In order to support the current development and future baselines, a little more transparency is needed regarding the following:

dt-woods commented 7 months ago

https://github.com/USEPA/ElectricityLCI/blob/master/electricitylci/data/egrid_subregion_generation_by_fuelcategory_reference_2016.csv

dt-woods commented 7 months ago

Note that it does not appear that StEWI has the facility generation data from eGRID. Tried the various formats with "getInventory," but failed to find 'Electricity' data.

Found it here:

bl-young commented 7 months ago

stewi.getInventory('eGRID', year, stewiformat='flowbyfacility') will return a dataframe that includes emissions and Electricity output as a flow.

Note also that stewi.getInventoryFacilities('eGRID', year) includes the fuel type by facility.

My guess is some combination of these generated the files originally but I do not know.

dt-woods commented 7 months ago

Example code:

import os

import pandas as pd

from stewi import getInventoryFacilities 
from stewi import getInventory 

def make_egrid_subregion_ref(year):
    """Generate the 'egrid_subregion_generation_inventory_reference' CSV data
    file for a given year (if it does not already exist).

    Parameters
    ----------
    year : ing
        Data year.
    """
    # Define the output file, which should be in data directory of package.
    ref_name = "egrid_subregion_generation_by_fuelcategory_reference_%s.csv" % year
    ref_path = os.path.join(data_dir, ref_name)

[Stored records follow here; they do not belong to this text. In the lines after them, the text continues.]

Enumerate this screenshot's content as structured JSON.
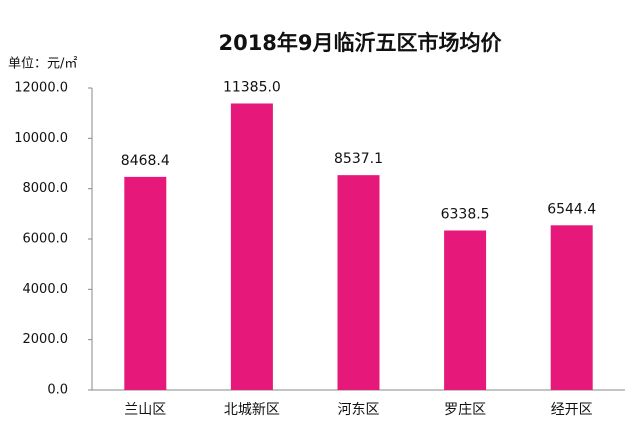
{
  "chart_data": {
    "type": "bar",
    "title": "2018年9月临沂五区市场均价",
    "unit_label": "单位：元/㎡",
    "categories": [
      "兰山区",
      "北城新区",
      "河东区",
      "罗庄区",
      "经开区"
    ],
    "values": [
      8468.4,
      11385.0,
      8537.1,
      6338.5,
      6544.4
    ],
    "value_labels": [
      "8468.4",
      "11385.0",
      "8537.1",
      "6338.5",
      "6544.4"
    ],
    "color": "#e6197a",
    "ylim": [
      0,
      12000
    ],
    "yticks": [
      {
        "value": 0,
        "label": "0.0"
      },
      {
        "value": 2000,
        "label": "2000.0"
      },
      {
        "value": 4000,
        "label": "4000.0"
      },
      {
        "value": 6000,
        "label": "6000.0"
      },
      {
        "value": 8000,
        "label": "8000.0"
      },
      {
        "value": 10000,
        "label": "10000.0"
      },
      {
        "value": 12000,
        "label": "12000.0"
      }
    ],
    "grid": false
  }
}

    if os.path.exists(ref_path):
        logging.info(
            "eGRID subregion generation inventory %s reference exists" % year)
    else:
        logging.info(
            "Creating eGRID subregion generation inventory "
            "%s reference CSV" % year)

        # Pull the inventory data from stewi.
        a = stewi.getInventory("eGRID", year)

        # Pull facility meta data from stewi.
        meta_cols = [
            'FacilityID',
            'eGRID subregion acronym',
            'Plant primary coal/oil/gas/ other fossil fuel category'
        ]
        b = stewi.getInventoryFacilities("eGRID", 2018)[meta_cols]

        # Merge two data frames together to get inventory + facility metadata.
        c = pd.merge(
            left=a.query("FlowName == 'Electricity'"),
            right=b,
            on="FacilityID",
        )

        # Group by and sum by FacilityID and FuelCategory to get total
        # electricity generation. Update column names to match existing
        # CSV files in the repo.
        c = c.groupby(
            by=[
                'eGRID subregion acronym',
                'Plant primary coal/oil/gas/ other fossil fuel category']
        )['FlowAmount'].agg('sum').reset_index()
        c = c.rename(columns={
                'eGRID subregion acronym': 'Subregion',
                'Plant primary coal/oil/gas/ other fossil fuel category': 'FuelCategory',
                'FlowAmount': 'Electricity'
        })
        # Convert Electricity from MJ to MWh; and order
        c['Electricity'] /= 3600.0
        c = c.sort_values(by=['FuelCategory', 'Subregion'])
        c.to_csv(ref_path, index=False)
dt-woods commented 7 months ago

^^^ The method above will be added to egrid_facilities.py to create the reference CSV when called in the global space of egrid_energy.py right before the file is accessed to avoid FileNotFound Error.

dt-woods commented 7 months ago

NOTE: I found no reference to either "egrid_subregion_totals_reference_2016.csv" or "egrid_subregion_totals_reference_2014.csv" so I omitted their creation.